La mejor manera de enfrentar con éxito el Cambio Climático, es adaptarnos a nuevas condiciones de vida, haciendo consumo inteligente, reduciendo nuestras propias emisiones de CO₂-eq y propiciando y apoyando la plantación de bosques naturales, nativos y protectores: 1.200 individuos (árboles) por hectárea. Estos bosques en 5 años ya tendrán 1.500 árboles por hectárea. Los pájaros vendrán a este bosque por semillas para comer, se las llevará en su panza para depositarlas en otros sitios y así crear nuevos bosques, también él traerá semillas de otros bosques y estos crecerán por acción natural de los pájaros. Los pájaros son grandes plantadores de bosques, nosotros pretendemos ser sus jardineros.

La destrucción de los bosques, la contaminación de los suelos y el agua y la alteración del clima, están produciendo efectos nocivos y mortales en todas las especies vivas. Con el calentamiento global, crece la vulnerabilidad de las especies y por supuesto de la especie humana. La Tierra se calienta por efecto de la quema de combustibles fósiles y cada día estamos más inquietos quienes habitamos el planeta, Colombia no es la excepción. El bosque cumple una función vital al absorber CO₂, convirtiéndolo en oxígeno, es hospedero de aves y metáforas, es paisaje y humedad, es mito y anfitrión de duendes, ninfas, gnomos y fantasmas.
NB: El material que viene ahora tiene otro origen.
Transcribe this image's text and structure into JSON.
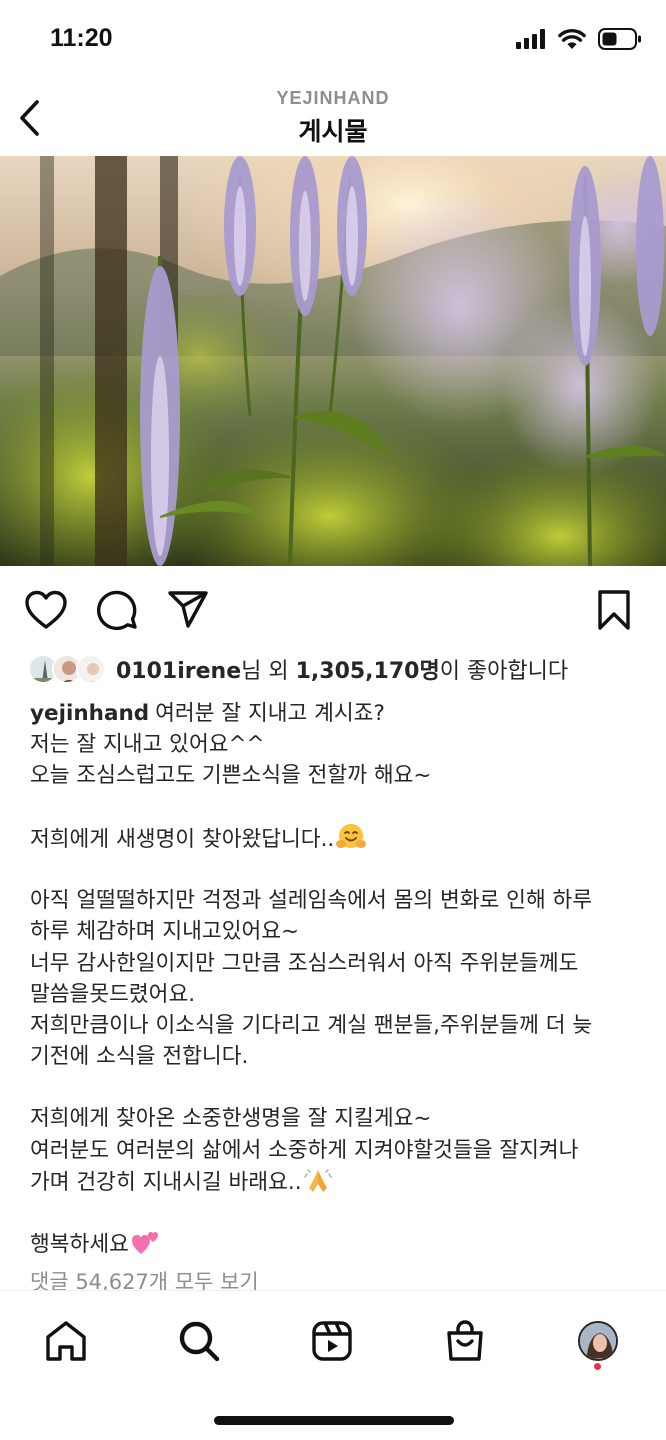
{
  "status_bar": {
    "time": "11:20",
    "icons": [
      "cellular-signal-icon",
      "wifi-icon",
      "battery-icon"
    ]
  },
  "header": {
    "account": "YEJINHAND",
    "title": "게시물",
    "back_icon": "chevron-left-icon"
  },
  "post": {
    "image_description_icon": "flowers-photo",
    "actions": {
      "like_icon": "heart-icon",
      "comment_icon": "comment-icon",
      "share_icon": "paper-plane-icon",
      "save_icon": "bookmark-icon"
    },
    "likes": {
      "first_user": "0101irene",
      "mid_text": "님 외 ",
      "count": "1,305,170명",
      "suffix": "이 좋아합니다"
    },
    "caption": {
      "username": "yejinhand",
      "lines": [
        "여러분 잘 지내고 계시죠?",
        "저는 잘 지내고 있어요^^",
        "오늘 조심스럽고도 기쁜소식을 전할까 해요~",
        "",
        "저희에게 새생명이 찾아왔답니다..",
        "",
        "아직 얼떨떨하지만 걱정과 설레임속에서 몸의 변화로 인해 하루",
        "하루 체감하며 지내고있어요~",
        "너무 감사한일이지만 그만큼 조심스러워서 아직 주위분들께도",
        "말씀을못드렸어요.",
        "저희만큼이나 이소식을 기다리고 계실 팬분들,주위분들께 더 늦",
        "기전에 소식을 전합니다.",
        "",
        "저희에게 찾아온 소중한생명을 잘 지킬게요~",
        "여러분도 여러분의 삶에서 소중하게 지켜야할것들을 잘지켜나",
        "가며 건강히 지내시길 바래요..",
        "",
        "행복하세요"
      ],
      "emojis": [
        "hugging-face-emoji",
        "folded-hands-emoji",
        "two-hearts-emoji"
      ]
    },
    "view_comments": "댓글 54,627개 모두 보기"
  },
  "tabbar": {
    "items": [
      "home-icon",
      "search-icon",
      "reels-icon",
      "shop-icon",
      "profile-avatar"
    ],
    "notification_dot_color": "#ed2e4c"
  }
}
La lluvia no es la culpable de los desastres invernales, es nuestra cultura que no quiere comprender la ecología de la naturaleza, que no la respeta, que contamina los ríos, que construye casas, universidades, carreteras, clubes en el corazón del agua, en los humedales que se activan en invierno, ya que los ríos transportan más agua y los humedales la reciben y la gradúan, la filtran y regulan los caudales. Los bosques son grandes sumideros de carbono, capturan el CO₂ que emitimos permanentemente al quemar combustibles fósiles, al consumir energía, al trasportarnos, al producir basura y al consumir agua. Todos nuestros consumos están relacionados con el calentamiento del planeta, con el incremento de las temperaturas, con el aumento de las aguas costeras, por esto debemos sembrar árboles para que los bosques capturen esas emisiones.

La lluvia no es la culpable, NO.

La Fundación Al Verde Vivo ha sembrado a la fecha más de 450.000 árboles nativos del bosque altoandino, en la ronda del río Bogotá en su cuenca alta. El bosque Ripario.